The objectives of this research project are improving the power conversion efficiency (PCE) of traditional bulk hetorojunction organic photovoltaic flat panel devices and the introduction of novel photovoltaic device architecture, the stack architecture, with a prospect of enhanced PCE. Complementary measurements on solid-state blends of P3HT (Poly(3-hexylthiophene-2,5-diyl)) with the soluble fullerene derivative PC61BM (1-(3-methoxycarbonyl) propyl-1-phenyl [6,6]C61) and PC7IBM, spin cast from chlorobenzene solution, have been performed to investigate the properties of thin film composites.

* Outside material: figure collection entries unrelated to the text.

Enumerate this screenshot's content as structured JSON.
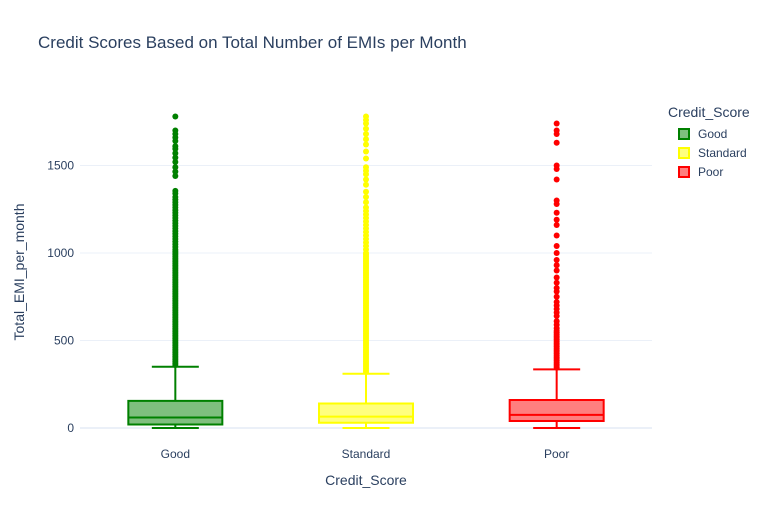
{
  "chart_data": {
    "type": "box",
    "title": "Credit Scores Based on Total Number of EMIs per Month",
    "xlabel": "Credit_Score",
    "ylabel": "Total_EMI_per_month",
    "ylim": [
      -30,
      1840
    ],
    "yticks": [
      0,
      500,
      1000,
      1500
    ],
    "grid": true,
    "legend_title": "Credit_Score",
    "legend_position": "top-right",
    "categories": [
      "Good",
      "Standard",
      "Poor"
    ],
    "series": [
      {
        "name": "Good",
        "color": "#008000",
        "fill": "rgba(0,128,0,0.5)",
        "min": 0,
        "q1": 20,
        "median": 60,
        "q3": 155,
        "max": 350,
        "outliers": [
          360,
          370,
          380,
          390,
          400,
          410,
          420,
          430,
          440,
          450,
          460,
          470,
          480,
          490,
          500,
          510,
          520,
          530,
          540,
          550,
          560,
          570,
          580,
          590,
          600,
          610,
          620,
          630,
          640,
          650,
          660,
          670,
          680,
          690,
          700,
          710,
          720,
          730,
          740,
          750,
          760,
          770,
          780,
          790,
          800,
          810,
          820,
          830,
          840,
          850,
          860,
          870,
          880,
          890,
          900,
          910,
          920,
          930,
          940,
          950,
          960,
          970,
          980,
          990,
          1000,
          1010,
          1020,
          1035,
          1050,
          1065,
          1080,
          1095,
          1110,
          1125,
          1140,
          1155,
          1170,
          1185,
          1200,
          1215,
          1230,
          1245,
          1260,
          1275,
          1290,
          1305,
          1320,
          1340,
          1355,
          1440,
          1465,
          1490,
          1520,
          1545,
          1570,
          1595,
          1610,
          1640,
          1660,
          1680,
          1700,
          1780
        ]
      },
      {
        "name": "Standard",
        "color": "#ffff00",
        "fill": "rgba(255,255,0,0.5)",
        "min": 0,
        "q1": 30,
        "median": 65,
        "q3": 140,
        "max": 310,
        "outliers": [
          320,
          330,
          340,
          350,
          360,
          370,
          380,
          390,
          400,
          410,
          420,
          430,
          440,
          450,
          460,
          470,
          480,
          490,
          500,
          510,
          520,
          530,
          540,
          550,
          560,
          570,
          580,
          590,
          600,
          610,
          620,
          630,
          640,
          650,
          660,
          670,
          680,
          690,
          700,
          710,
          720,
          730,
          740,
          750,
          760,
          770,
          780,
          790,
          800,
          810,
          820,
          830,
          840,
          850,
          860,
          870,
          880,
          890,
          900,
          910,
          920,
          930,
          940,
          950,
          960,
          970,
          980,
          990,
          1000,
          1020,
          1040,
          1060,
          1080,
          1100,
          1120,
          1140,
          1160,
          1180,
          1200,
          1220,
          1240,
          1260,
          1290,
          1320,
          1350,
          1390,
          1420,
          1450,
          1470,
          1490,
          1540,
          1580,
          1620,
          1650,
          1680,
          1710,
          1740,
          1760,
          1780
        ]
      },
      {
        "name": "Poor",
        "color": "#ff0000",
        "fill": "rgba(255,0,0,0.5)",
        "min": 0,
        "q1": 40,
        "median": 75,
        "q3": 160,
        "max": 335,
        "outliers": [
          345,
          355,
          365,
          375,
          385,
          395,
          405,
          415,
          425,
          435,
          445,
          455,
          465,
          475,
          485,
          495,
          505,
          515,
          525,
          535,
          545,
          555,
          570,
          590,
          610,
          640,
          660,
          680,
          700,
          720,
          750,
          780,
          800,
          830,
          860,
          900,
          930,
          960,
          1000,
          1040,
          1100,
          1160,
          1190,
          1230,
          1280,
          1300,
          1420,
          1480,
          1500,
          1630,
          1680,
          1700,
          1740
        ]
      }
    ]
  }
}
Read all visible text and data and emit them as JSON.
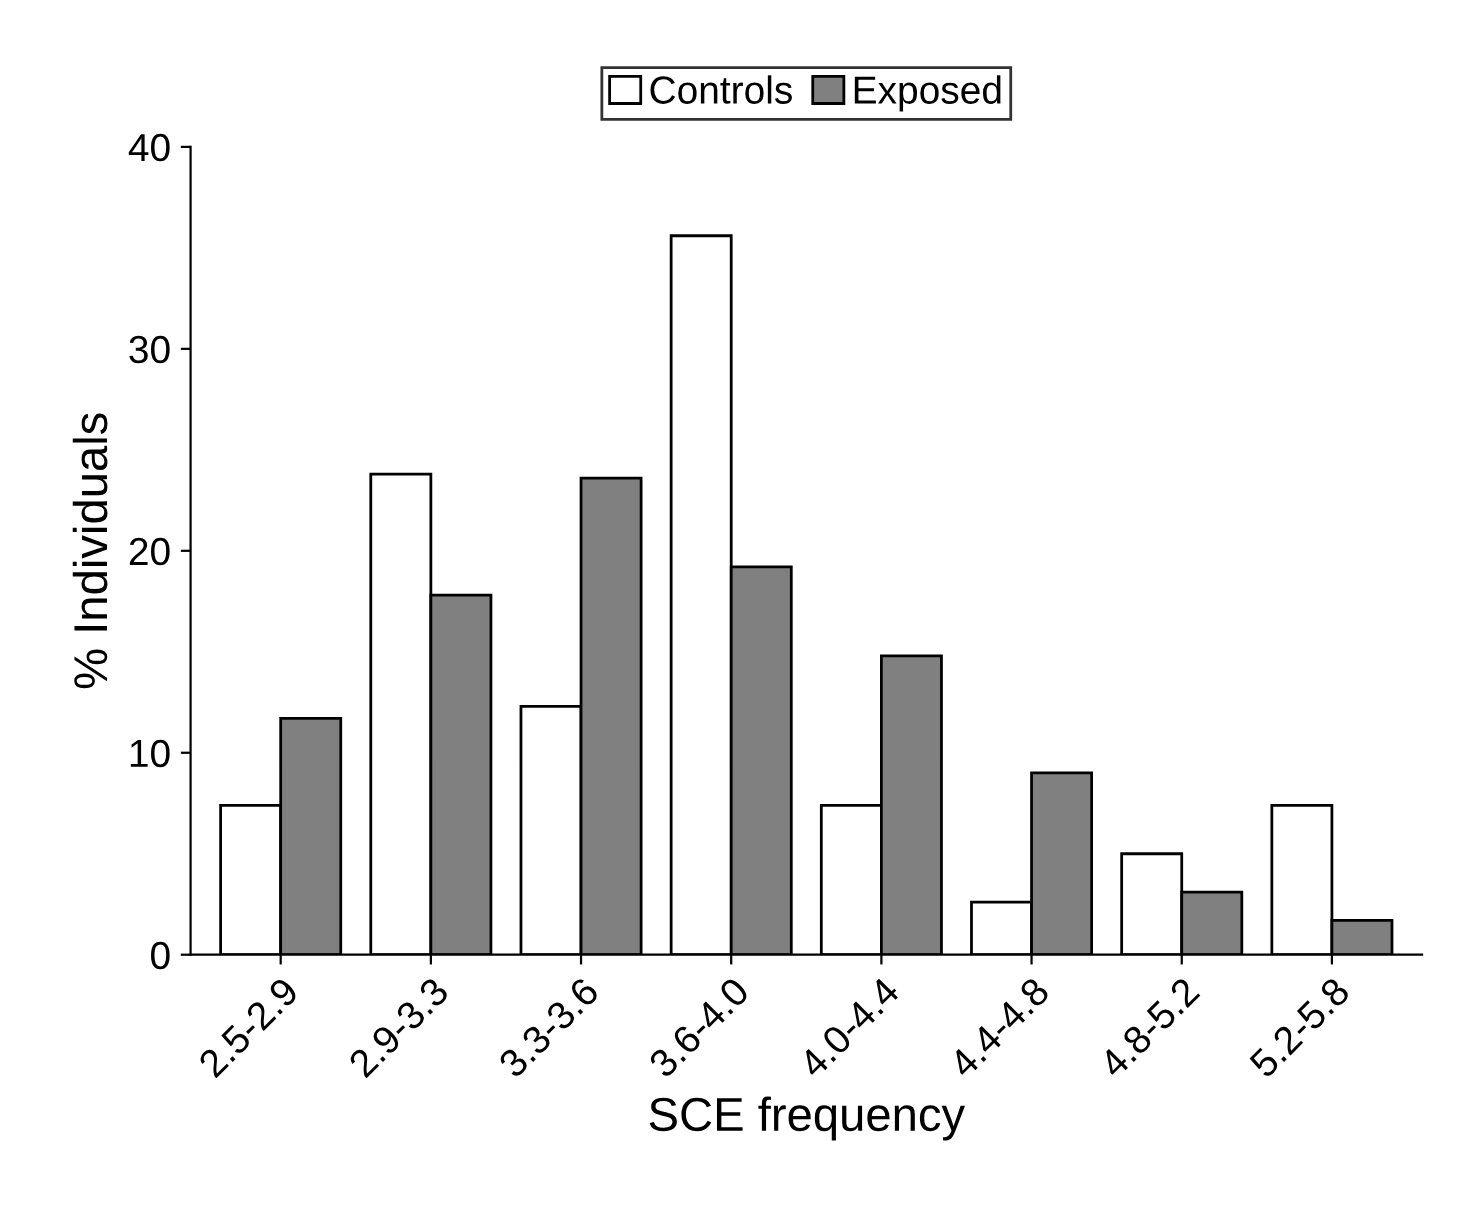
{
  "chart_data": {
    "type": "bar",
    "xlabel": "SCE frequency",
    "ylabel": "% Individuals",
    "categories": [
      "2.5-2.9",
      "2.9-3.3",
      "3.3-3.6",
      "3.6-4.0",
      "4.0-4.4",
      "4.4-4.8",
      "4.8-5.2",
      "5.2-5.8"
    ],
    "series": [
      {
        "name": "Controls",
        "color": "#ffffff",
        "values": [
          7.4,
          23.8,
          12.3,
          35.6,
          7.4,
          2.6,
          5.0,
          7.4
        ]
      },
      {
        "name": "Exposed",
        "color": "#808080",
        "values": [
          11.7,
          17.8,
          23.6,
          19.2,
          14.8,
          9.0,
          3.1,
          1.7
        ]
      }
    ],
    "ylim": [
      0,
      40
    ],
    "yticks": [
      0,
      10,
      20,
      30,
      40
    ],
    "legend": "top",
    "grid": false
  }
}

The electronic characterization was done with UV-Vis absorption and photoluminescence spectroscopy while charge mobility was investigated with dark and photo conductivity measurements. The solar cell devices were characterized with current-voltage (I-V) measurements. Different electrode geometries were generated using E-beam and thermal evaporation with respective shadow masks. The morphology of the active layer of the photovoltaic device was tailored using thermal and solvent annealing to induce enhanced phase separation in the thin film blends. The angular dependency of the stack device was performed by rotating it with respect to the incoming light during the I-V measurements. Encapsulation was utilized to prolong the life time of the photovoltaic devices while they were measured inside an inert and dry environment.